What Can We Learn From Her?

Maybe we all need to be a little more like Dorothy Oliver. Each side of the vaccination debate has become strident and entrenched. Hell, I told someone it was “stupidity” to protest vaccine passports on Facebook the other day, and to “stop acting like a child.” Then I blocked her, because I have zero tolerance for hesitancy or anti-vax sentiment. She messaged me, called me names, and blocked me from Messenger. My profile picture, for a long time, said, “Get your vaccine, you fucking fuck.”

I have not persuaded anyone to get vaccinated.

Oliver, on the other hand, steamrolled through every kind of opposition to get people vaccinated.
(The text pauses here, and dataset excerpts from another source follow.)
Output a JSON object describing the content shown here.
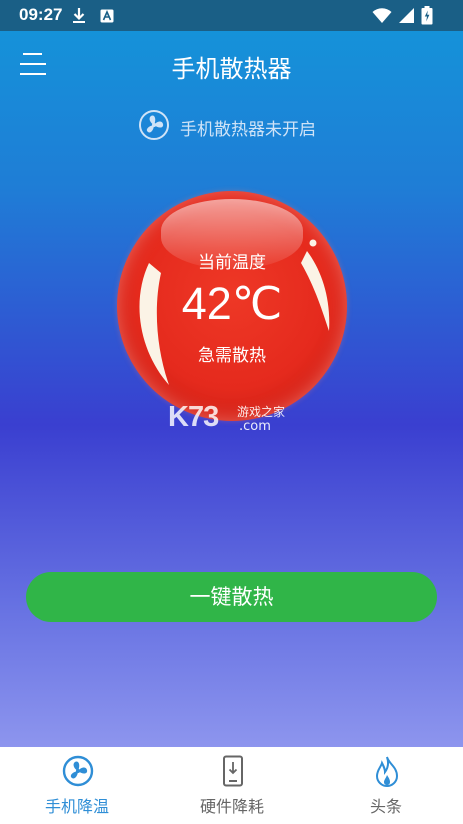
{
  "status_bar": {
    "time": "09:27",
    "icons": [
      "download-icon",
      "a-icon",
      "wifi-icon",
      "signal-icon",
      "battery-icon"
    ]
  },
  "header": {
    "title": "手机散热器",
    "menu_icon": "menu-icon"
  },
  "fan_status": {
    "text": "手机散热器未开启",
    "icon": "fan-icon"
  },
  "temperature": {
    "label": "当前温度",
    "value": "42℃",
    "state": "急需散热"
  },
  "watermark": {
    "logo": "K73",
    "tagline": "游戏之家",
    "domain": ".com"
  },
  "cool_button": {
    "label": "一键散热"
  },
  "tabs": [
    {
      "label": "手机降温",
      "icon": "fan-icon",
      "active": true
    },
    {
      "label": "硬件降耗",
      "icon": "phone-icon",
      "active": false
    },
    {
      "label": "头条",
      "icon": "flame-icon",
      "active": false
    }
  ],
  "colors": {
    "status_bar": "#1a5f86",
    "gradient_top": "#1592d9",
    "gradient_mid": "#3a3fd0",
    "gradient_bottom": "#8d95ee",
    "ball_red": "#e52a1d",
    "button_green": "#30b548",
    "tab_active": "#2f8ed6",
    "tab_inactive": "#666666"
  }
}
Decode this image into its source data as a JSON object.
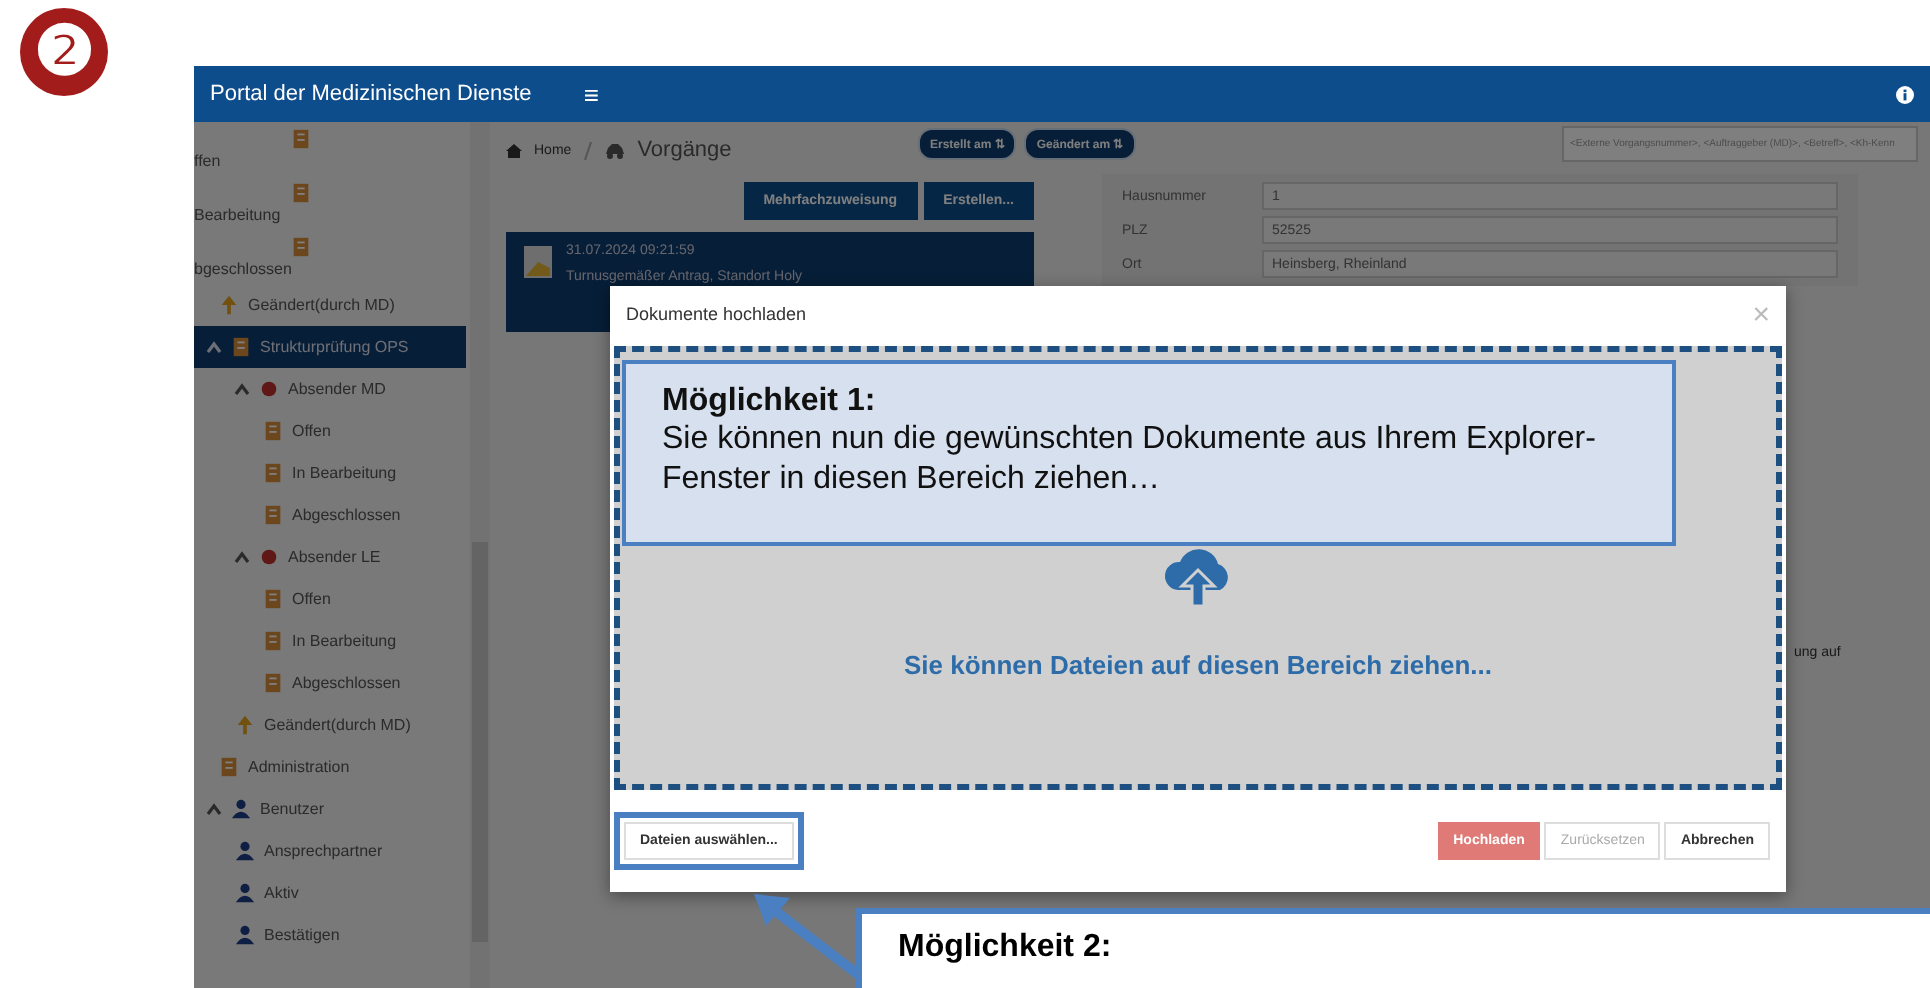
{
  "step_badge": "❷",
  "header": {
    "title": "Portal der Medizinischen Dienste",
    "menu_icon": "≡"
  },
  "sidebar": {
    "items": [
      {
        "label": "ffen",
        "kind": "doc",
        "selected": false
      },
      {
        "label": "Bearbeitung",
        "kind": "doc",
        "selected": false
      },
      {
        "label": "bgeschlossen",
        "kind": "doc",
        "selected": false
      },
      {
        "label": "Geändert(durch MD)",
        "kind": "changed",
        "selected": false
      },
      {
        "label": "Strukturprüfung OPS",
        "kind": "doc",
        "selected": true,
        "expanded": true,
        "children": [
          {
            "label": "Absender MD",
            "kind": "sender",
            "selected": false,
            "expanded": true,
            "children": [
              {
                "label": "Offen",
                "kind": "doc",
                "selected": false
              },
              {
                "label": "In Bearbeitung",
                "kind": "doc",
                "selected": false
              },
              {
                "label": "Abgeschlossen",
                "kind": "doc",
                "selected": false
              }
            ]
          },
          {
            "label": "Absender LE",
            "kind": "sender",
            "selected": false,
            "expanded": true,
            "children": [
              {
                "label": "Offen",
                "kind": "doc",
                "selected": false
              },
              {
                "label": "In Bearbeitung",
                "kind": "doc",
                "selected": false
              },
              {
                "label": "Abgeschlossen",
                "kind": "doc",
                "selected": false
              }
            ]
          },
          {
            "label": "Geändert(durch MD)",
            "kind": "changed",
            "selected": false
          }
        ]
      },
      {
        "label": "Administration",
        "kind": "doc",
        "selected": false
      },
      {
        "label": "Benutzer",
        "kind": "user",
        "selected": false,
        "expanded": true,
        "children": [
          {
            "label": "Ansprechpartner",
            "kind": "user",
            "selected": false
          },
          {
            "label": "Aktiv",
            "kind": "user",
            "selected": false
          },
          {
            "label": "Bestätigen",
            "kind": "user",
            "selected": false
          }
        ]
      }
    ]
  },
  "breadcrumb": [
    "Home",
    "Vorgänge"
  ],
  "sort_buttons": [
    "Erstellt am ⇅",
    "Geändert am ⇅"
  ],
  "search": {
    "placeholder": "<Externe Vorgangsnummer>, <Auftraggeber (MD)>, <Betreff>, <Kh-Kenn"
  },
  "actions": [
    "Mehrfachzuweisung",
    "Erstellen..."
  ],
  "cases": [
    {
      "date": "31.07.2024 09:21:59",
      "subject": "Turnusgemäßer Antrag, Standort Holy",
      "selected": true
    }
  ],
  "details": [
    {
      "label": "Hausnummer",
      "value": "1"
    },
    {
      "label": "PLZ",
      "value": "52525"
    },
    {
      "label": "Ort",
      "value": "Heinsberg, Rheinland"
    }
  ],
  "detail_fragment": "ung auf",
  "modal": {
    "title": "Dokumente hochladen",
    "close": "×",
    "drop_text": "Sie können Dateien auf diesen Bereich ziehen...",
    "choose_button": "Dateien auswählen...",
    "buttons": [
      {
        "label": "Hochladen",
        "kind": "primary"
      },
      {
        "label": "Zurücksetzen",
        "kind": "disabled"
      },
      {
        "label": "Abbrechen",
        "kind": "default"
      }
    ]
  },
  "notes": [
    {
      "title": "Möglichkeit 1:",
      "text": "Sie können nun die gewünschten Dokumente aus Ihrem Explorer-Fenster in diesen Bereich ziehen…"
    },
    {
      "title": "Möglichkeit 2:"
    }
  ]
}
Maybe we need to tone down our stridency and meet people where they are. As hard as it can be to show sympathy and understanding for people who believe Dr. Mercola, who think vaccine passports are a civil rights issue, or who worry that that vaccine will make them sick, maybe we need to start. Maybe we should listen instead of yelling.

Oliver listened. Oliver was kind. And Oliver saved lives.
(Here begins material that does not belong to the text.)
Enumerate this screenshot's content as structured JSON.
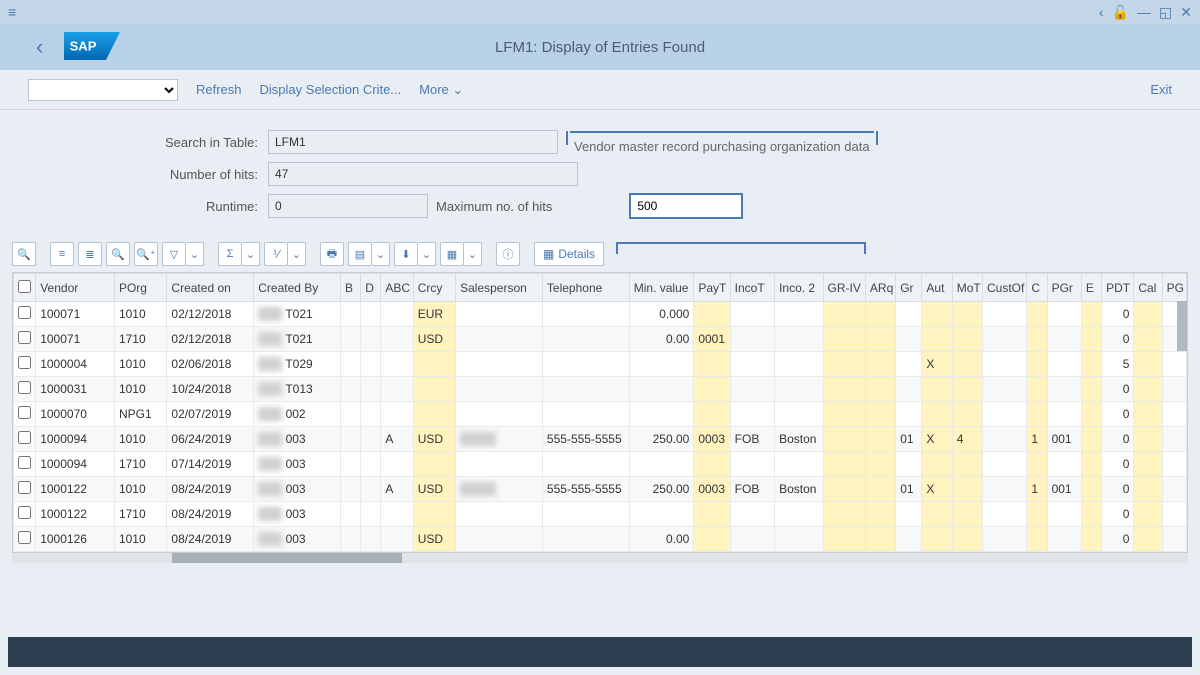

Vaccinations Are A Civil Rights Issue

And more than just kindness, we need to realize that COVID-19 vaccinations are a civil rights issue. Black vaccine hesitancy, as The New Yorker notes, has been discussed over and over in the media, and we know that Black communities have been hit harder with Covid than their white counterparts. But we haven’t addressed issues of availability.

Many people in Panola wanted the vaccine, but they didn’t know where to go or they couldn’t get there. “They were struck by how many people had put off vaccination for logistical rather than ideological reasons,” says The New Yorker. Levine says they regularly heard people in Panola say, “I want the shot. How do I get this? I don’t have a car; how am I going to get forty miles to the closest hospital and back?”
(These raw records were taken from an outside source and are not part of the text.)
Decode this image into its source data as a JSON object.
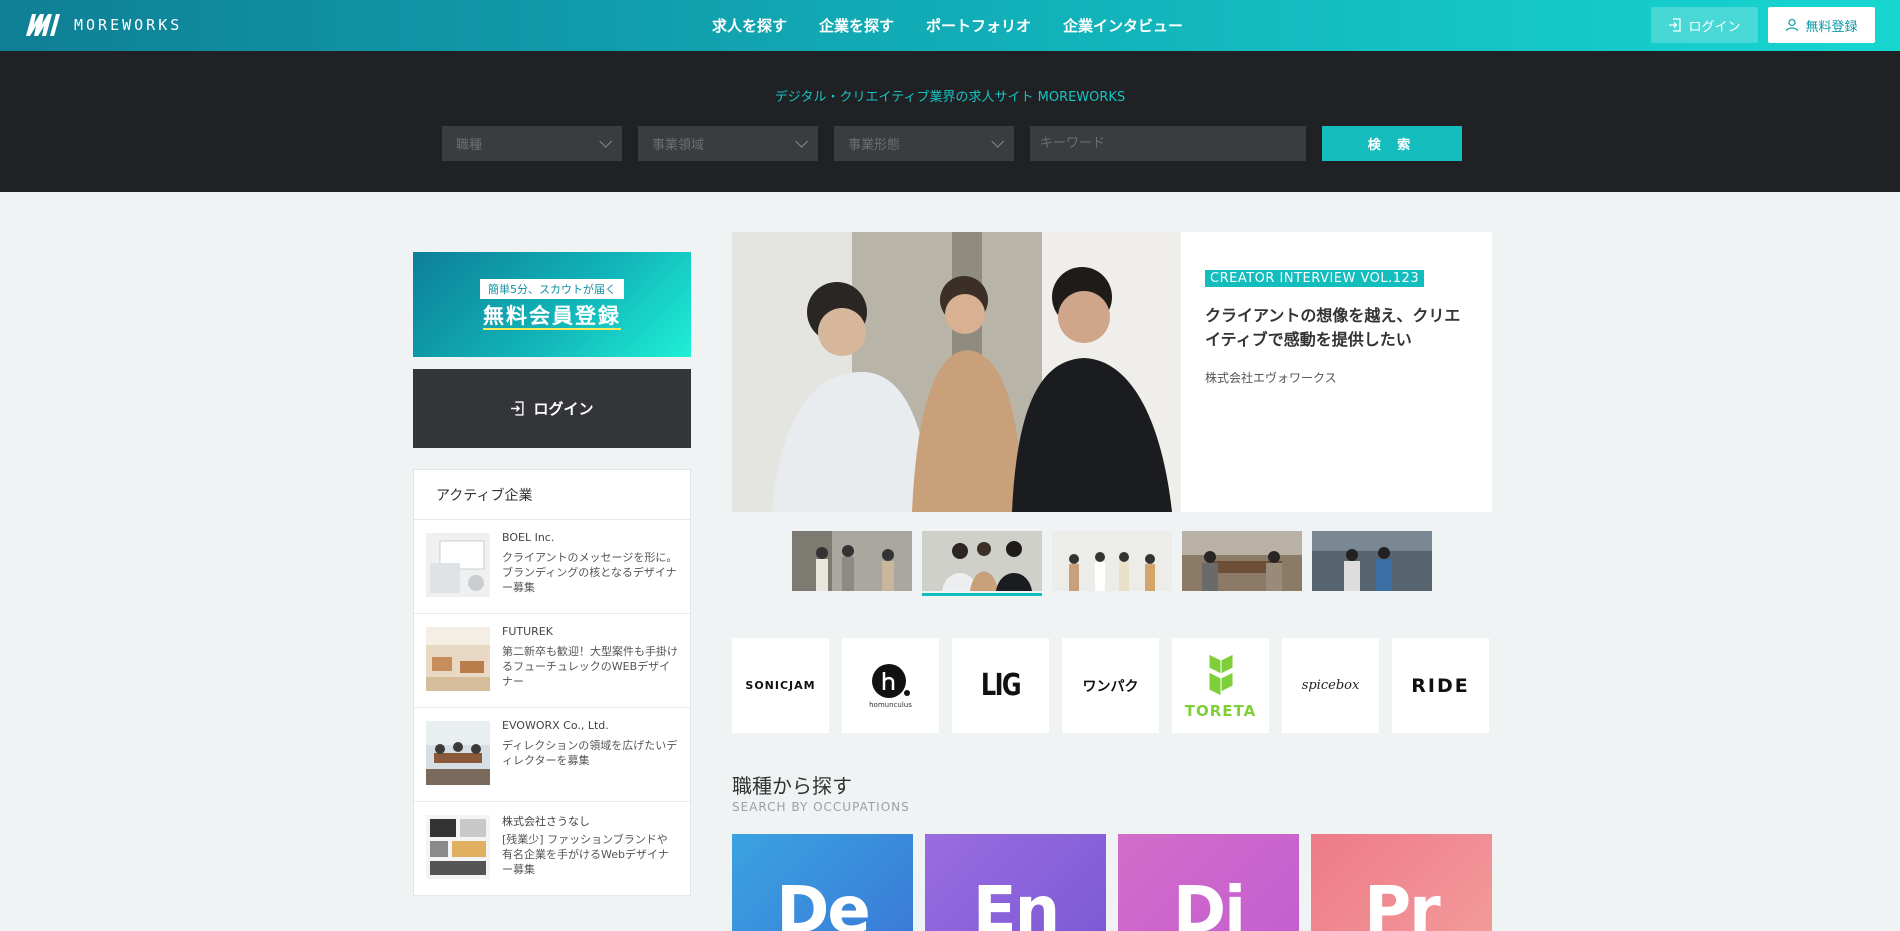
{
  "header": {
    "logo_text": "MOREWORKS",
    "nav": [
      "求人を探す",
      "企業を探す",
      "ポートフォリオ",
      "企業インタビュー"
    ],
    "login_label": "ログイン",
    "register_label": "無料登録"
  },
  "search": {
    "tagline": "デジタル・クリエイティブ業界の求人サイト MOREWORKS",
    "occupation": "職種",
    "domain": "事業領域",
    "form": "事業形態",
    "keyword_placeholder": "キーワード",
    "button": "検 索"
  },
  "sidebar": {
    "register_pill": "簡単5分、スカウトが届く",
    "register_big": "無料会員登録",
    "login_label": "ログイン",
    "active_title": "アクティブ企業",
    "companies": [
      {
        "name": "BOEL Inc.",
        "desc": "クライアントのメッセージを形に。ブランディングの核となるデザイナー募集"
      },
      {
        "name": "FUTUREK",
        "desc": "第二新卒も歓迎！大型案件も手掛けるフューチュレックのWEBデザイナー"
      },
      {
        "name": "EVOWORX Co., Ltd.",
        "desc": "ディレクションの領域を広げたいディレクターを募集"
      },
      {
        "name": "株式会社さうなし",
        "desc": "[残業少] ファッションブランドや有名企業を手がけるWebデザイナー募集"
      }
    ]
  },
  "feature": {
    "vol": "CREATOR INTERVIEW VOL.123",
    "title": "クライアントの想像を越え、クリエイティブで感動を提供したい",
    "company": "株式会社エヴォワークス"
  },
  "logos": [
    "SONICJAM",
    "homunculus",
    "LIG",
    "ワンパク",
    "TORETA",
    "spicebox",
    "RIDE"
  ],
  "occupations": {
    "title": "職種から探す",
    "subtitle": "SEARCH BY OCCUPATIONS",
    "tiles": [
      {
        "letters": "De",
        "color_from": "#3aa3e0",
        "color_to": "#3a7bd8"
      },
      {
        "letters": "En",
        "color_from": "#9b6cdf",
        "color_to": "#7d5ad6"
      },
      {
        "letters": "Di",
        "color_from": "#d46cc9",
        "color_to": "#c45fd0"
      },
      {
        "letters": "Pr",
        "color_from": "#ee7a88",
        "color_to": "#f29a9a"
      }
    ]
  },
  "colors": {
    "accent": "#14bdbd",
    "dark": "#202124"
  }
}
How many other rural communities have Black folks asking the same question? As a whole, South Carolina is 46.6% vaccinated. Bamburg county, a small, mostly Black area, is only 43.25% vaccinated. Colleton County, a rural, mostly Black county outside of Charleston, has only a 42% vaccination rate. It’s a small percentage in difference, but those decimal points are peoples’ lives. How many of them remain unvaccinated because they couldn’t reach a clinic?

Maybe, like Oliver, we should be a little kinder. Maybe like her we should take more responsibility in our communities rather than screaming invectives at one another.

And maybe we should realize that vaccination rates may be about more than hesitancy. The right to an easily available, free COVID-19 shot is a civil rights issue. It ought to be treated, as Oliver knows, with the seriousness it deserves.